Disclaimer: I do not own any rights to this dumb idea from Disney. Plz don’t sue me.
Yo guys, have you ever watched a Death Show.. I mean Disney show, Disney show. Either way, if you have seen any of those, you have probably seen “Winnie the Pooh.” Well, if you have, then this is how to be Winnie the Poo. (It is purposely spelled like that.)
First, you need to become a stuffed bear. To do this, go to Amazon, find a human sized Winnie the Poo plush, and jump inside like a boss. Then, to get inside, you need to rip the back of the bear open, because why not. Then, rip out the stuffing, cut holes in the eyes, and jump inside. After your inside, call a friend of yours to sew the suite closed.
Next, you need to go to the zoo and find out where they dump ”The Good Stuff.” By the good stuff, I mean ”cow patties” but instead of being made by cows, it is made by elephants. Jump right in to the dump where they put it, and go crazy! Swim in it like it is a 5 star hotel pool for goodness sake! Once you are done with the ”swim,” leave the zoo and go home.

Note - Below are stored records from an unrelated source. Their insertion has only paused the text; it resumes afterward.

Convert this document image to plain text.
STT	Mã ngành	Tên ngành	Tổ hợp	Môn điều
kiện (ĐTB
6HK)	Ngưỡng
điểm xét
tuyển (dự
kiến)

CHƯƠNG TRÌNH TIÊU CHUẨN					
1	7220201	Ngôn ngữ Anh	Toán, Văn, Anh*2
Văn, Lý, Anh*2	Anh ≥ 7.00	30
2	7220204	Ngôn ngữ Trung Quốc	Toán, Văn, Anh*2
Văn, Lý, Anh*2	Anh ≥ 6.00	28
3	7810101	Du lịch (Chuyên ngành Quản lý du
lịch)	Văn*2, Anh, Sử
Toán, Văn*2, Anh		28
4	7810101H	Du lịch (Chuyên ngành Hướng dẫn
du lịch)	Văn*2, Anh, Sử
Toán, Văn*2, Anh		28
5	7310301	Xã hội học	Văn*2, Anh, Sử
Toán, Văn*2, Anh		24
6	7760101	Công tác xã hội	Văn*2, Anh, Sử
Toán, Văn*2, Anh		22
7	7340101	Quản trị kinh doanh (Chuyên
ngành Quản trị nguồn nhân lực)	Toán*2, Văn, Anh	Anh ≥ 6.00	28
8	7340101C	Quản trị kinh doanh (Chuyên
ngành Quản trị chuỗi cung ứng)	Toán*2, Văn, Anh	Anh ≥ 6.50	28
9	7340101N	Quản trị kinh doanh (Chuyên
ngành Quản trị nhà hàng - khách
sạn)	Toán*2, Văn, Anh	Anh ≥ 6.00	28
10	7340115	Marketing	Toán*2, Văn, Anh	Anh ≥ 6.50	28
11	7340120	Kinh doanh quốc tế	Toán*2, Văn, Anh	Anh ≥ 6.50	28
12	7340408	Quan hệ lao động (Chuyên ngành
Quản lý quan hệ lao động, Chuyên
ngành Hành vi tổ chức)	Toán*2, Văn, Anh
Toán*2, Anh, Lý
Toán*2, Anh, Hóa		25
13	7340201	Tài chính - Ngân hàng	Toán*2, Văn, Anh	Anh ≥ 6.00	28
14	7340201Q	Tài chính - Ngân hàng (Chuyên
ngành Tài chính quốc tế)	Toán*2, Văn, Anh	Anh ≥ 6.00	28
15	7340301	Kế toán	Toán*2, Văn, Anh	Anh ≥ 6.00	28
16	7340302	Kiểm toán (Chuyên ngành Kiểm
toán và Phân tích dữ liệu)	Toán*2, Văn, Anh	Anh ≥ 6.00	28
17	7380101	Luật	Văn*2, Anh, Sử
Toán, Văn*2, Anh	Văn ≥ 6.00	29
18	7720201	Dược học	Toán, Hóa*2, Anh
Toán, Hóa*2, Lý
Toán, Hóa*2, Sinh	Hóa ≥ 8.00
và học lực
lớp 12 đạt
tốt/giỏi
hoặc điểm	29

Now, you need to watch the Winnie the POOH movie just to get an idea of what to do next. Then, you need to realize you need some friends. To get some friends to dress up in special costumes, you must kidnap them, stuff them in the suits, and tell them to follow your lead. If they don’t, well, let them go and catch another.
Finally, you need to go out and do stupid stuff with your friends. Run in the mall, hug random people, and do whatever other gross things your imagination can think of.
This is probably the last ”How to be” story because I don’t have a very good imagination for these stories any more.